In geometrical optics, a caustic is the envelope of a family of light rays. In this picture there is an arc of a circle. The light rays (shown in blue) are coming from a source at infinity, and so arrive parallel. When they hit the circular arc the light rays are scattered in different directions according to the law of reflection. When a light ray hits the arc at a point the light will be reflected as though it had been reflected by the arc's tangent line at that point. The reflected light rays give a one-parameter family of lines in the plane. The envelope of these lines is the reflective caustic. A reflective caustic will generically consist of smooth points and ordinary cusp points.

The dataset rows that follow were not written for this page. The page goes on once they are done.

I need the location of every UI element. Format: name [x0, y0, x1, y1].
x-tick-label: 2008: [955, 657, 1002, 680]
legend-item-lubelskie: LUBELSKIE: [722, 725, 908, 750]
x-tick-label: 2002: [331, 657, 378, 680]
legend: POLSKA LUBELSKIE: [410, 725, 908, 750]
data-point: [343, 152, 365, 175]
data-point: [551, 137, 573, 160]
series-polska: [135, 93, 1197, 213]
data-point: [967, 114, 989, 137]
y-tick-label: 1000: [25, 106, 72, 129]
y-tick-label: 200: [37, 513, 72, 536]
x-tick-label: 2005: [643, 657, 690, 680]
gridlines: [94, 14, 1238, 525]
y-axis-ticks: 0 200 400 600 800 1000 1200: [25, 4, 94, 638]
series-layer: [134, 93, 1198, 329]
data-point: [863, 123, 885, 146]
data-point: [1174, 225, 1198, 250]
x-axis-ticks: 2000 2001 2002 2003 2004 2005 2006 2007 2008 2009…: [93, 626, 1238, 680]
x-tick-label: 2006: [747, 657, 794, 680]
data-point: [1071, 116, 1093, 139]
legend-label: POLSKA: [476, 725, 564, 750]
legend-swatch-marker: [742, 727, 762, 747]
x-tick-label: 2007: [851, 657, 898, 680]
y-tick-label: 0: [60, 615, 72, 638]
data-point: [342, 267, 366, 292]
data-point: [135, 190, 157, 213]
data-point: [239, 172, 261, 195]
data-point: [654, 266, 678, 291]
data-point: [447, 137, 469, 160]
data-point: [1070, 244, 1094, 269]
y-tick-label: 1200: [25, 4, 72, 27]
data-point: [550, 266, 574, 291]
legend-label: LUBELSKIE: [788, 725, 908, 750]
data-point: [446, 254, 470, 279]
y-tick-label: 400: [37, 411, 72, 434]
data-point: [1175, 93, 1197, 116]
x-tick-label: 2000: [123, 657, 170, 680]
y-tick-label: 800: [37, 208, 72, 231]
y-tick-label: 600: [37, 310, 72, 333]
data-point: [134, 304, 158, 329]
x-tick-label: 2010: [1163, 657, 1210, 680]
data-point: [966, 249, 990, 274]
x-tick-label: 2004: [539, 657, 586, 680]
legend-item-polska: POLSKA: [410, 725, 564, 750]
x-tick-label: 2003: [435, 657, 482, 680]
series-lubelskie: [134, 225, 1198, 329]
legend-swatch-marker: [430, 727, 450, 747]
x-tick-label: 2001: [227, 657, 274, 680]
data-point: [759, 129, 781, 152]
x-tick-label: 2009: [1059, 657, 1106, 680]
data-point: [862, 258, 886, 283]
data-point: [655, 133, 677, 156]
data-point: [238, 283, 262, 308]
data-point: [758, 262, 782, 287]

From the point of view of the calculus of variations, Fermat's principle (in its modern form) implies that light rays are the extremals for the length functional

$L[\gamma ]=\int _{a}^{b}|\gamma '(t)|\,dt$ among smooth curves γ on [a,b] with fixed endpoints γ(a) and γ(b). The caustic determined by a given point P (in the image the point is at infinity) is the set of conjugate points to P.

### Huygens's principle

Light may pass through anisotropic inhomogeneous media at different rates depending on the direction and starting position of a light ray. The boundary of the set of points to which light can travel from a given point q after a time t is known as the wave front after time t, denoted here by Φq(t). It consists of precisely the points that can be reached from q in time t by travelling at the speed of light. Huygens's principle asserts that the wave front set Φq0(s + t) is the envelope of the family of wave fronts Φq(s) for q ∈ Φq0(t). More generally, the point q0 could be replaced by any curve, surface or closed set in space.